We returned to our kayaks. Case caught on fairly quickly, but Lisa also offered to give him a tow, which was a welcomed option that we took her up on during a few points in our tour. Case amused us with questions like “Is the lake a man or a woman?” and Lisa fascinated us with lake lore like the story of the underwater cemetery that was moved to dry land.
Visitors can pick any island and camp on it, and we saw hammocks hanging between trees and small campsites. Lisa said Ouachita is the only lake in the state where visitors can camp like this. As temperatures continue to warm, more people will engage in activities such as swimming, snorkeling, fishing, boat races, water football and skipping rocks.
We saw the head of the Rabbit Tail water trail. The Arkansas Game and Fish Commission offers a downloadable georeferenced map that outlines this 8 ½ mile route. We searched for osprey, great blue herons and bald eagles and were rewarded at the end of our tour with the sight of a majestic bald eagle repeatedly gliding down to the lake to fish, and we could even see his catch in his beak. It was the perfect ending to our excursion.
For our late lunch, we drove around Ouachita to continue exploring nature and new-to-us places. We ate at Mountain Harbor Resort, where we drank in the lake view from the Lodge Restaurant. The hand-battered onion rings and chicken were just what we needed to regain energy, and we explored a portion of the property and saw the spa and rental cabins, boats and houseboats that make up the resort that the Barnes family has owned and operated for more than five decades.

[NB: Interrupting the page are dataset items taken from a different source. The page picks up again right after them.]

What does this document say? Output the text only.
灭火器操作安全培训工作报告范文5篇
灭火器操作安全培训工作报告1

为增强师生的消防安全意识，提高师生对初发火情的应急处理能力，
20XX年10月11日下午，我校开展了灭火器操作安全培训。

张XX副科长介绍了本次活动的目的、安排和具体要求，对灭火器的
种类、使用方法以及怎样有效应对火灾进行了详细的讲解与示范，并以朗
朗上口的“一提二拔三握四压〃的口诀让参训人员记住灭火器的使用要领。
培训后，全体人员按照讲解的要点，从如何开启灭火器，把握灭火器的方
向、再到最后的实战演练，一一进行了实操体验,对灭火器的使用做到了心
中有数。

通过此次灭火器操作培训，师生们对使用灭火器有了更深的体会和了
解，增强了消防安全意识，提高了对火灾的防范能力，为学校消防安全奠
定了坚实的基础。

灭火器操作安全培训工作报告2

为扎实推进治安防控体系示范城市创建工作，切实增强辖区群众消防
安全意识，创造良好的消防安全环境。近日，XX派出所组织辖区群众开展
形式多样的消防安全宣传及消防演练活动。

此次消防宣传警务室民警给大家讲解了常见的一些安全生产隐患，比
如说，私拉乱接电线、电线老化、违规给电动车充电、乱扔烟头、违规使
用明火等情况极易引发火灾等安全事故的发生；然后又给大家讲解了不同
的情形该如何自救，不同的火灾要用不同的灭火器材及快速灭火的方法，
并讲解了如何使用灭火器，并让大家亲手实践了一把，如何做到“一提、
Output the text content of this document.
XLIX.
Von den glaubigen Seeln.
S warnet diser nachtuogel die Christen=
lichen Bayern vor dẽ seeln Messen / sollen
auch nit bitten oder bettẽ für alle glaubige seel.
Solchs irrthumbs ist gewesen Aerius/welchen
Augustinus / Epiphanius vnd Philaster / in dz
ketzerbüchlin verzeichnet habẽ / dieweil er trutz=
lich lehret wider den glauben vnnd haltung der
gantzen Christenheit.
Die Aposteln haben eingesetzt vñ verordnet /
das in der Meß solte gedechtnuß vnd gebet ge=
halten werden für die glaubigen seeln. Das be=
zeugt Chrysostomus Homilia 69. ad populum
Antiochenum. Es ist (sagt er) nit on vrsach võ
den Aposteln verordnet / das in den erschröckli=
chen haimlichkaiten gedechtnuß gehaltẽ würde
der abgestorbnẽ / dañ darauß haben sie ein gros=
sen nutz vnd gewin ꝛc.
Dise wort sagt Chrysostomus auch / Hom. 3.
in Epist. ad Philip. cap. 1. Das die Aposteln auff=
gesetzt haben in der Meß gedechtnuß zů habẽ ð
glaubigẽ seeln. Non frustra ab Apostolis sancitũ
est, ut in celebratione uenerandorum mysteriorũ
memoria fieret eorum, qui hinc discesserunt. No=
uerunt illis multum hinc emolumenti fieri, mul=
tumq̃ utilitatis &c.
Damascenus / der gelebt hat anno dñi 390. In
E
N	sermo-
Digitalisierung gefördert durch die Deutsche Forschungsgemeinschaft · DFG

To round out our day, we decided to catch the late horse races at Oaklawn Racing Casino Resort, where we continued to play outdoors. We headed to the infield, the park-within-a-park, to watch the action among the apple trees, red buds, shade trees and azaleas.
This season, I’ve been mesmerized by several infield trees whose leaves dance and shimmer in the wind. They seem magical. On one trip to Oaklawn, I saw about ten kids hiding in one of the larger tree’s branches. This visit, I stopped an Oaklawn employee who looked like he might be able to tell me more. His name is Johnny Breckling, and he’s been with the grounds crew for over fifty years. He told me the trees I wanted to know more about were zelkovas, and he showed me another tree near the six furlong starting gate he planted fifty years ago. He talked about working for Oaklawn’s late president Charles Cella, who he described as a good man who wanted things done right, and answered our other questions about infield beautification (including the care for the bushes that spell OAKLAWN). It was easily one of the most enjoyable conversations I have had in Hot Springs, and now Casey and I are in discussions about where to plant a zelkova at home.
Since the live season closed the following weekend, this was our last Hot Springs visit to experience thoroughbred racing until opening day on January 28, 2022, a weekend we already look forward to with great anticipation.
As we headed home, leaving Oaklawn and Ouachita in the rear view, I left wanting to spend more time in each place we visited and very satisfied with our outdoor adventures.
Sara Dacus was born and raised in Searcy, Arkansas, where she still lives with her husband Casey, their son Case and their puppy, Bode. She is an eighth grade English teacher and freelance writer who enjoys horse racing, reading and solving the New York Times crossword.